Noi contro il resto del mondo, è il punto di vista dei motociclisti fuorilegge che amano definirsi one-percenters, ovvero parte di quell'1% di uomini che non accettano alcuna legge se non la propria e quella del proprio gruppo di appartenenza, una comunità che si sono scelti da soli. Qualcosa di simile si ritrova anche in alcuni gruppi di tifo sportivo, ad impronta territorialistica o nazionalistica.

La canzone di presentazione dei Manowar (quella omonima) parla dei Manowar che arrivano con le loro navi e hanno il diritto di conquistare ogni spiaggia, e di intere città che cadono lungo la loro marcia. Ma in ordine di scaletta, la prima canzone del disco d'esordio è una canzone motociclistica, "Death tone". Seguiranno "Warlord (of the road)", "Wheels of fire", "Return of the warlord", sempre rigorosamente in prima posizione nella tracklist. Ci aggiungiamo "Outlaw", che sebbene non interpretabile solamente in senso motociclistico, richiama il nome di una delle gang più famigerate di lowriders che come simbolo ha due stantuffi incrociati sotto un teschio al posto delle ossa.

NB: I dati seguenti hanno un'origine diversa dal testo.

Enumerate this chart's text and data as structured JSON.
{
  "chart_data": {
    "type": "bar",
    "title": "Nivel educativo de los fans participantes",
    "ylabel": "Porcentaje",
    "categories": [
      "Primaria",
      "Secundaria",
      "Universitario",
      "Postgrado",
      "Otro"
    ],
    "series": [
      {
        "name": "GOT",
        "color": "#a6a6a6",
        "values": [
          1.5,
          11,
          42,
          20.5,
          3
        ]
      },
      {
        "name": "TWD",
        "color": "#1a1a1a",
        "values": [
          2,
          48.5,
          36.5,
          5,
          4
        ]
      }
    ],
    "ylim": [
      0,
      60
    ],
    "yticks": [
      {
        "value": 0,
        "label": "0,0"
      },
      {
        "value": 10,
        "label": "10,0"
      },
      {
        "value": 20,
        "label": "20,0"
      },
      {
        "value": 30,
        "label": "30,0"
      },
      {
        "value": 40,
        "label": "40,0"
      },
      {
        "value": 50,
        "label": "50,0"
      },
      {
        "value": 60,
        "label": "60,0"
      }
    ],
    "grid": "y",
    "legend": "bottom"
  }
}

Motociclisti dalla sella bassa (lowriders) con al seguito ragazze dai culi alti, sbruffoni, alticci e sessuomani, con una visione del mondo poco universale: “L'uomo del TG dice che abbiamo un sacco di problemi al di là del mare, e che cazzo me ne frega, forse a loro importa qualcosa dei mie problemi?”. Ugh Ugh! Mamma mia che livello!

Si tratta di un motociclista reduce dal Vietnam, e questo anche è importante. L'epopea dei free riders ha molto in comune con quella dei freikorps dopo la prima guerra mondiale, e dei ronin giapponesi: reduci senza più bandiera da difendere, oppure delusi dal tradimento dello stato per cui hanno dato il sangue, che si organizzano autonomamente in bande o gruppi e combattono una loro personale guerra per i valori perduti. Anche fuorilegge, a volte per definizione fuorilegge, perché dentro un sistema governato dai vincitori. E proprio una di queste “nazioni” motociclistiche, che ha i suoi affiliati anche in Italia: è quella dei Bandidos, con un “gringo” messicano appunto come simbolo.

La teoria del guerriero dei Manowar utilizza tre figure. La più immaginaria è quella del guerriero antico o il personaggio della mitologia greca o norrena; poi il musicista metal che combatte contro fantomatici infedeli promotori del “falso metallo”, ed infine il motociclista.

La sequenza dei brani, specie nei primi dischi, era quella: si parte col brano motociclistico, poi brano auto-celebrativo ("Metal daze", "Kings of metal", "Animals", etc), quindi la traccia epica, storica o fantastica.

Ma è l'epica che deve spiegare l'America, e non il contrario. I Manowar non sono esterofili nella scelta dei miti, anzi li utilizzano per sublimare il mito del ribelle americano, nazionalista, ma deluso. “Trilogia Americana” è il pezzo centrale, ideologicamente, di "Warriors of the world", con il guerriero che sventola in copertina la bandiera americana, le altre bandiere appoggiate sullo sfondo.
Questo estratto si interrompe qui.